Une autre qualité propre au héros est la GENEROSITE, associée à l’altruisme : le héros n’agit jamais pour lui-même, mais pour le bien de la communauté qu’il défend. Il peut mourir pour cela. Il y a de sa part un total don de soi. La mort du héros n’est pas la fin de l’histoire, elle permet parfois au destin de s’accomplir et la valeur du sacrifice au cours de sa quête va conférer au héros une dimension divine. Le Christ en est un exemple.

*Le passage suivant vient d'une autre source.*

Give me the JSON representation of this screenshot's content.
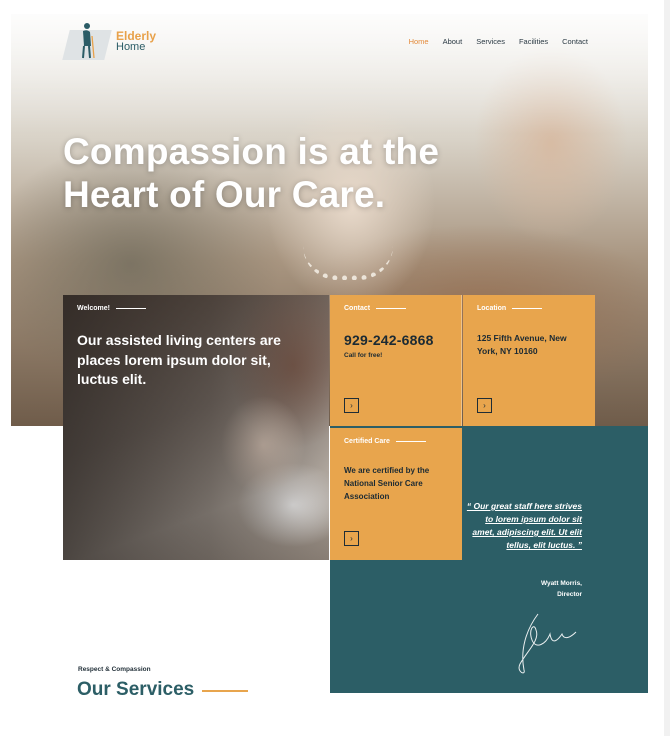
{
  "brand": {
    "name_line1": "Elderly",
    "name_line2": "Home"
  },
  "nav": {
    "items": [
      "Home",
      "About",
      "Services",
      "Facilities",
      "Contact"
    ],
    "active": "Home"
  },
  "hero": {
    "title_line1": "Compassion is at the",
    "title_line2": "Heart of Our Care."
  },
  "welcome": {
    "label": "Welcome!",
    "text": "Our assisted living centers are places lorem ipsum dolor sit, luctus elit."
  },
  "contact": {
    "label": "Contact",
    "phone": "929-242-6868",
    "subtext": "Call for free!",
    "arrow": "›"
  },
  "location": {
    "label": "Location",
    "address": "125 Fifth Avenue, New York, NY 10160",
    "arrow": "›"
  },
  "certified": {
    "label": "Certified Care",
    "text": "We are certified by the National Senior Care Association",
    "arrow": "›"
  },
  "testimonial": {
    "quote": "“ Our great staff here strives to lorem ipsum dolor sit amet, adipiscing elit. Ut elit tellus, elit luctus. ”",
    "author_name": "Wyatt Morris,",
    "author_role": "Director"
  },
  "services": {
    "eyebrow": "Respect & Compassion",
    "title": "Our Services"
  },
  "colors": {
    "accent_orange": "#e8a54d",
    "teal": "#2c5e66",
    "nav_active": "#e38a3a"
  }
}
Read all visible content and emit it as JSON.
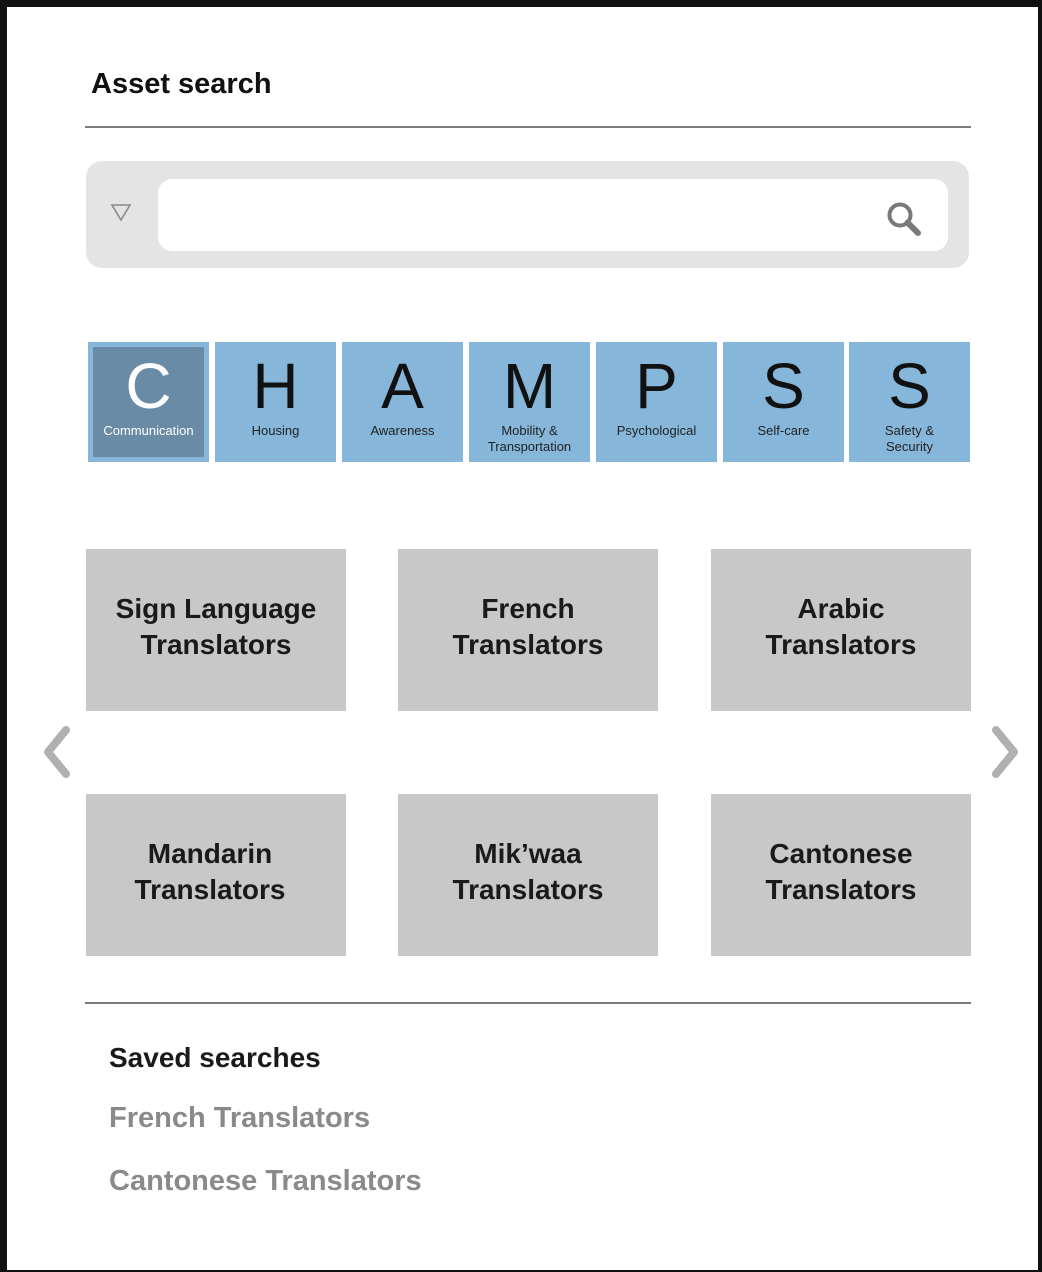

La recherche de l’excellence au niveau humain va faire émerger une nouvelle vertu : la NOBLESSE. Elle est le reflet du Bien selon Platon, le Bien étant la vertu ultime qui englobe toutes les autres. Elle verticalise et élève l’homme, elle l’éduque à apprendre à aimer faire le bien.

La quête héroïque: les étapes 

Charles Perrault nous offre un héros formidable : le Petit Poucet. Il illustre à merveille toutes les étapes de la quête héroïque. Avant l’appel de l’aventure, il y a une situation qui doit la motiver : c’est la guerre, les campagnes sont exsangues et les paysans vivent dans la misère. C’est le cas des parents de Poucet, le cadet d’une fratrie de sept garçons. Face à l’insupportable perspective de voir leurs enfants mourir de faim, les parents décident de les abandonner dans la forêt. Poucet a entendu leur conversation et, pendant la nuit, il a ramassé des cailloux blancs et les a semé sur le sentier parcouru, ce qui lui permet de retrouver le chemin de la maison. Les parents, d’abord heureux de retrouver leurs enfants, se voient résignés à les abandonner à nouveau et, pour éviter la cueillette de cailloux pendant la nuit, ils ferment la porte à clé. Le matin, Poucet collectionne de petits bouts de pain et, au cours du trajet, les laisse tomber un par un sur la sente. Hélas, lorsque les parents eurent disparu, Poucet se rendit compte que les oiseaux avaient mangé le pain. Voilà nos 7 garçons perdus dans la forêt en pleine nuit.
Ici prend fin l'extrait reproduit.